Il n'y a pas d'école d'équitation commune, pas de manèges, chaque mestre-de-camp fait instruire ses cavaliers selon ses principes c'est pourquoi certains régiments de cavalerie française, composés de piètres cavaliers, chargent au galop sans grande cohésion on dit à la débandade ou en fourrageurs, ce qui est bien différent de la murailles des cavaliers au galop de Seydlitz.

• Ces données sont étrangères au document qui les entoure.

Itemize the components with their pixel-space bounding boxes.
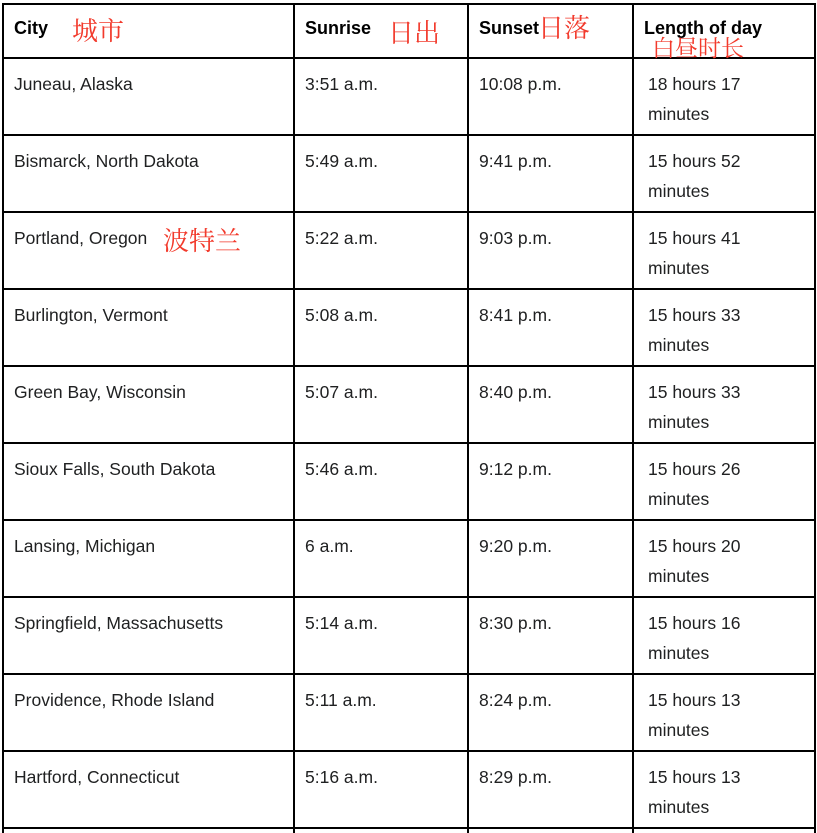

Voici la conception de Frédéric II de la charge de la cavalerie. Le jeune comte de Gisors fils du maréchal de Belle Isle se rend en septembre 1754 en Silésie à l’invitation du roi de Prusse, au cours d’une de leurs conversations Frédéric II lui expose sa vision d’une charge de cavalerie: « Je met mes officiers en avant, hors du rang, parce qu’étant dans le rang ils sont simples cavaliers et obligés de se laisser entraîner au torrent de l’escadron. J’en mets derrière pour tomber sur le corps de ceux qui voudraient fuir. Je ne laisse aucun intervalle entre mes escadrons, parce que des escadrons séparés les uns des autres prêtent autant de flancs à l’ennemi. Je les fais charger au grand galop parce que la peur porte les poltrons en avant, sûrs comme ils le sont, pour peu qu’ils s’arrêtassent au milieu de la carrière, d’être écrasé par l’escadron suivant. Je veux que l’impétuosité de leur charge force l’ennemi à plier avant qu’ils puissent se mêler avec lui… » Au début de la guerre de sept ans la cavalerie prussienne n'a pourtant pas encore la qualité de son infanterie. Ainsi avant la bataille de Leuthen il menace sa cavalerie; s'il voit un régiment tourner la bride il le fera mettre à pied et en service de garnison. Seydlitz à la tête de la cavalerie prussienne en 1758, il n'a que trente ans, en fera la première cavalerie d'Europe.
Si vous avez des informations sur un changement d'école de tactique pour la charge de la cavalerie française à la fin de l'Ancien Régime je serais très intéressé.